When you stalk nutrition groups the way I do you can come across opinions to support everyone’s favorite supplement and one of the favorite favorites is flaxseed. The magical supplement containing the perfect ratio of omega VFA for horses…Or is it?
According to research blood serum levels for healthy horses on natural pasture are 6 parts omega 6 and 1 part omega 3. This research also shows that the proper feed ratio to achieve that blood plasma ratio is 3 parts omega 3 to 1 part omega 6. Flaxseed provides 1 omega 6 to 4 omega 3. Inverted.

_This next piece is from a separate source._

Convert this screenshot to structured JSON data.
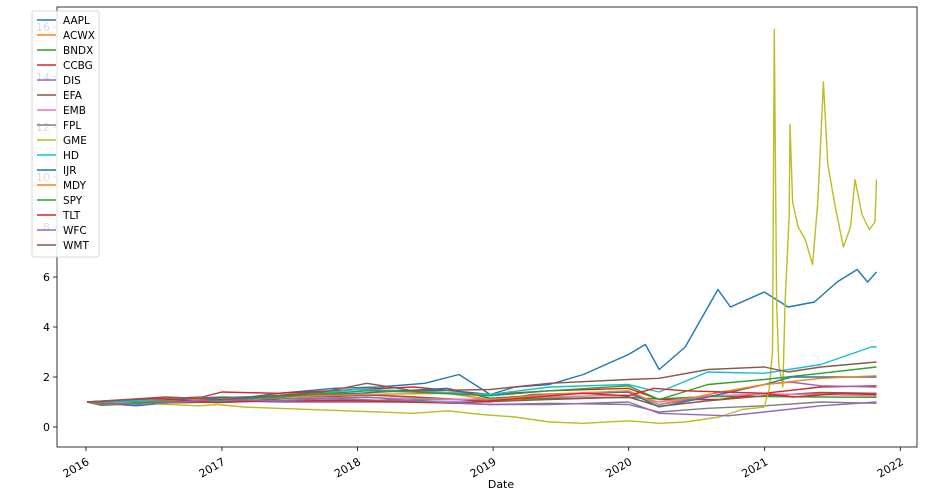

All producers of quality horse feed and supplements have their ingredients tested for contamination of toxins and molds. Quality feed mills have biosecurity protocols in place to avoid contamination.
Since individual whole commodities like corn, oats, flaxseed and sunflower seeds aren’t necessarily packaged for horses they may not be tested. In the case of flaxseed and sunflower seeds they almost certainly aren’t tested.
As always, if you are feeding quality forage in sufficient quantity and supplementing with the appropriate feed or balancer your horse really shouldn’t need any additional nutritional supplements.
While it is true that there are many very poor quality commercial feeds on the shelves out there, there are some very good feeds available. Choosing a quality premium feed from a reputable mill is a better choice than using “whole” commodities because you think that you are feeding a “pure” product.